Hyperparameter Tuning

Hyperparameter Tuning#

Unlike algorithms like Random Forest or SVM, PCA has very few hyperparameters, but the main ones are:

a) Number of components (`n_components`)#

Definition: The number of principal components to keep (k).
Effect:
- Too small → lose too much information (high reconstruction error).
- Too large → include noise, less dimensionality reduction benefit.

b) Whiten#

Definition: Whether to scale the principal components to unit variance.
Effect:
- whiten=True → components are decorrelated and scaled.
- Useful for feeding into algorithms sensitive to scale (like k-NN, SVM).

c) Solver#

Options: auto, full, arpack, randomized
Effect: Determines algorithm to compute SVD (can affect speed for large datasets).

2. Hyperparameter Tuning Goal#

For PCA, tuning usually means selecting n_components to balance:

Variance explained: Keep enough components to capture most variance.
Dimensionality reduction: Reduce features as much as possible.

3. Techniques for Tuning `n_components`#

a) Variance Explained Threshold#

Plot cumulative explained variance ratio and pick components that capture e.g., 90–95% of variance.
Formula:

\[ \text{Explained Variance Ratio} = \frac{\lambda_i}{\sum_{j=1}^{d} \lambda_j} \]

Where \(\lambda_i\) is the i-th eigenvalue.

Rule of Thumb: Keep the smallest number of components that explains ≥90–95% of variance.

b) Cross-Validation (with downstream task)#

If PCA is used before a supervised learning model:

Try different n_components.
Train your model (e.g., logistic regression) on the reduced data.
Evaluate performance (accuracy, F1-score, etc.).
Pick n_components giving best validation performance.

This is more robust because variance alone doesn’t guarantee optimal performance for predictive tasks.

c) Scree Plot#

Plot eigenvalues (variance per component) vs component index.
Look for “elbow”, where adding more components gives diminishing returns.

4. Quick Summary Table#

Hyperparameter	Tuning Strategy	Notes
`n_components`	Variance threshold, CV with downstream model, scree plot	Most important
`whiten`	Try True/False	Useful if model sensitive to scale
`solver`	Depends on data size	Large datasets → `randomized` for speed

Intuition

PCA is unsupervised, so tuning is mostly about information retention.
If using PCA as preprocessing, always validate via model performance after dimensionality reduction.

Handle Overfitting/Underfitting#

PCA is an unsupervised dimensionality reduction technique, so overfitting/underfitting is less direct than in supervised learning. However, it still matters when PCA is used as preprocessing for a model:

Overfitting:
- Happens if you retain too many principal components, including noise.
- The downstream model learns noise instead of signal.
Underfitting:
- Happens if you retain too few principal components, losing important information.
- The downstream model cannot capture the true patterns in data.

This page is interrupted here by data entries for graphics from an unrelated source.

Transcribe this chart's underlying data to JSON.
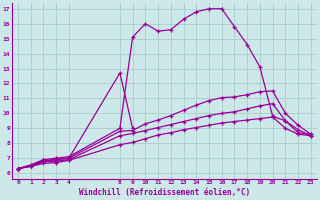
{
  "xlabel": "Windchill (Refroidissement éolien,°C)",
  "bg_color": "#cce8e8",
  "line_color": "#990099",
  "grid_color": "#aacccc",
  "xtick_values": [
    0,
    1,
    2,
    3,
    4,
    8,
    9,
    10,
    11,
    12,
    13,
    14,
    15,
    16,
    17,
    18,
    19,
    20,
    21,
    22,
    23
  ],
  "ytick_values": [
    6,
    7,
    8,
    9,
    10,
    11,
    12,
    13,
    14,
    15,
    16,
    17
  ],
  "ylim": [
    5.6,
    17.4
  ],
  "xlim": [
    -0.5,
    23.5
  ],
  "line1_x": [
    0,
    1,
    2,
    3,
    4,
    8,
    9,
    10,
    11,
    12,
    13,
    14,
    15,
    16,
    17,
    18,
    19,
    20,
    21,
    22,
    23
  ],
  "line1_y": [
    6.3,
    6.55,
    6.9,
    7.0,
    7.1,
    9.0,
    15.1,
    16.0,
    15.5,
    15.6,
    16.3,
    16.8,
    17.0,
    17.0,
    15.8,
    14.6,
    13.1,
    9.8,
    9.5,
    8.7,
    8.6
  ],
  "line2_x": [
    0,
    1,
    2,
    3,
    4,
    8,
    9,
    10,
    11,
    12,
    13,
    14,
    15,
    16,
    17,
    18,
    19,
    20,
    21,
    22,
    23
  ],
  "line2_y": [
    6.3,
    6.5,
    6.85,
    6.9,
    7.0,
    8.8,
    8.85,
    9.3,
    9.55,
    9.85,
    10.2,
    10.55,
    10.85,
    11.05,
    11.1,
    11.25,
    11.45,
    11.5,
    10.0,
    9.2,
    8.6
  ],
  "line3_x": [
    0,
    1,
    2,
    3,
    4,
    8,
    9,
    10,
    11,
    12,
    13,
    14,
    15,
    16,
    17,
    18,
    19,
    20,
    21,
    22,
    23
  ],
  "line3_y": [
    6.3,
    6.45,
    6.75,
    6.8,
    6.9,
    8.5,
    8.65,
    8.85,
    9.05,
    9.25,
    9.45,
    9.65,
    9.85,
    10.0,
    10.1,
    10.3,
    10.5,
    10.65,
    9.5,
    8.9,
    8.5
  ],
  "line4_x": [
    0,
    1,
    2,
    3,
    4,
    8,
    9,
    10,
    11,
    12,
    13,
    14,
    15,
    16,
    17,
    18,
    19,
    20,
    21,
    22,
    23
  ],
  "line4_y": [
    6.3,
    6.45,
    6.65,
    6.7,
    6.85,
    7.9,
    8.05,
    8.3,
    8.55,
    8.7,
    8.9,
    9.05,
    9.2,
    9.35,
    9.45,
    9.55,
    9.65,
    9.75,
    9.0,
    8.6,
    8.5
  ],
  "line5_x": [
    0,
    1,
    2,
    4,
    8,
    9
  ],
  "line5_y": [
    6.3,
    6.5,
    6.8,
    7.0,
    12.7,
    9.0
  ]
}
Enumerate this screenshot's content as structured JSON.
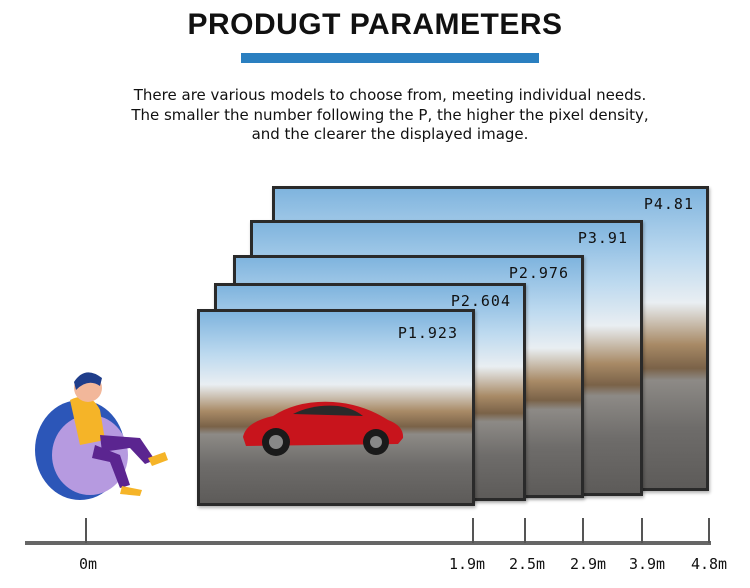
{
  "header": {
    "title": "PRODUGT PARAMETERS",
    "accent_color": "#2a7fc0",
    "description": "There are various models to choose from, meeting individual needs. The smaller the number following the P, the higher the pixel density, and the clearer the displayed image."
  },
  "screens": [
    {
      "label": "P4.81"
    },
    {
      "label": "P3.91"
    },
    {
      "label": "P2.976"
    },
    {
      "label": "P2.604"
    },
    {
      "label": "P1.923"
    }
  ],
  "distance_axis": {
    "ticks": [
      "0m",
      "1.9m",
      "2.5m",
      "2.9m",
      "3.9m",
      "4.8m"
    ]
  },
  "illustration": {
    "icon": "person-on-beanbag-icon",
    "car": "red-sports-car-icon"
  }
}
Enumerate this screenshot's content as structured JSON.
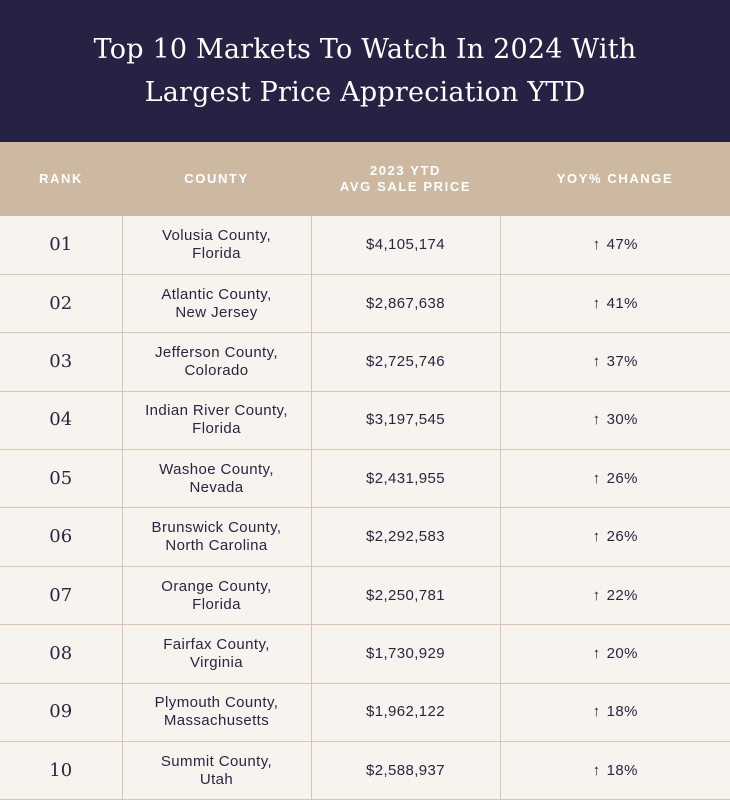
{
  "title": {
    "line1": "Top 10 Markets To Watch In 2024 With",
    "line2": "Largest Price Appreciation YTD"
  },
  "colors": {
    "header_bg": "#262244",
    "table_header_bg": "#cdb9a2",
    "row_bg": "#f7f3ee",
    "divider": "#d8c7b2"
  },
  "chart_data": {
    "type": "table",
    "columns": {
      "rank": "RANK",
      "county": "COUNTY",
      "price_line1": "2023 YTD",
      "price_line2": "AVG SALE PRICE",
      "change": "YOY% CHANGE"
    },
    "arrow_icon": "↑",
    "rows": [
      {
        "rank": "01",
        "county_line1": "Volusia County,",
        "county_line2": "Florida",
        "price": "$4,105,174",
        "change": "47%"
      },
      {
        "rank": "02",
        "county_line1": "Atlantic County,",
        "county_line2": "New Jersey",
        "price": "$2,867,638",
        "change": "41%"
      },
      {
        "rank": "03",
        "county_line1": "Jefferson County,",
        "county_line2": "Colorado",
        "price": "$2,725,746",
        "change": "37%"
      },
      {
        "rank": "04",
        "county_line1": "Indian River County,",
        "county_line2": "Florida",
        "price": "$3,197,545",
        "change": "30%"
      },
      {
        "rank": "05",
        "county_line1": "Washoe County,",
        "county_line2": "Nevada",
        "price": "$2,431,955",
        "change": "26%"
      },
      {
        "rank": "06",
        "county_line1": "Brunswick County,",
        "county_line2": "North Carolina",
        "price": "$2,292,583",
        "change": "26%"
      },
      {
        "rank": "07",
        "county_line1": "Orange County,",
        "county_line2": "Florida",
        "price": "$2,250,781",
        "change": "22%"
      },
      {
        "rank": "08",
        "county_line1": "Fairfax County,",
        "county_line2": "Virginia",
        "price": "$1,730,929",
        "change": "20%"
      },
      {
        "rank": "09",
        "county_line1": "Plymouth County,",
        "county_line2": "Massachusetts",
        "price": "$1,962,122",
        "change": "18%"
      },
      {
        "rank": "10",
        "county_line1": "Summit County,",
        "county_line2": "Utah",
        "price": "$2,588,937",
        "change": "18%"
      }
    ]
  }
}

2. How to Handle Overfitting in PCA#

a) Reduce number of components#

Keep only the components that capture the majority of variance (90–95%).
Discard minor components which may contain noise.

b) Use Cross-Validation#

Evaluate model performance with different n_components.
Choose the number of components that optimizes validation performance.

c) Regularization in downstream models#

Even with PCA, the model itself can overfit. Apply regularization (L1/L2) after dimensionality reduction.

3. How to Handle Underfitting in PCA#

a) Increase number of components#

If too little variance is retained, include more principal components.

b) Feature engineering#

PCA reduces dimensions but cannot create new signal. Ensure important features are not discarded before PCA.

c) Use non-linear dimensionality reduction#

Standard PCA is linear. If patterns are non-linear, try Kernel PCA or t-SNE for better representation.

4. Practical Workflow to Avoid Overfitting/Underfitting#

Standardize data → PCA is sensitive to scale.
Compute explained variance ratio → Decide initial n_components.
Cross-validate downstream model with different n_components.
Monitor performance → Look for improvement plateau to avoid overfitting.
Adjust components → Increase if underfitting, decrease if overfitting.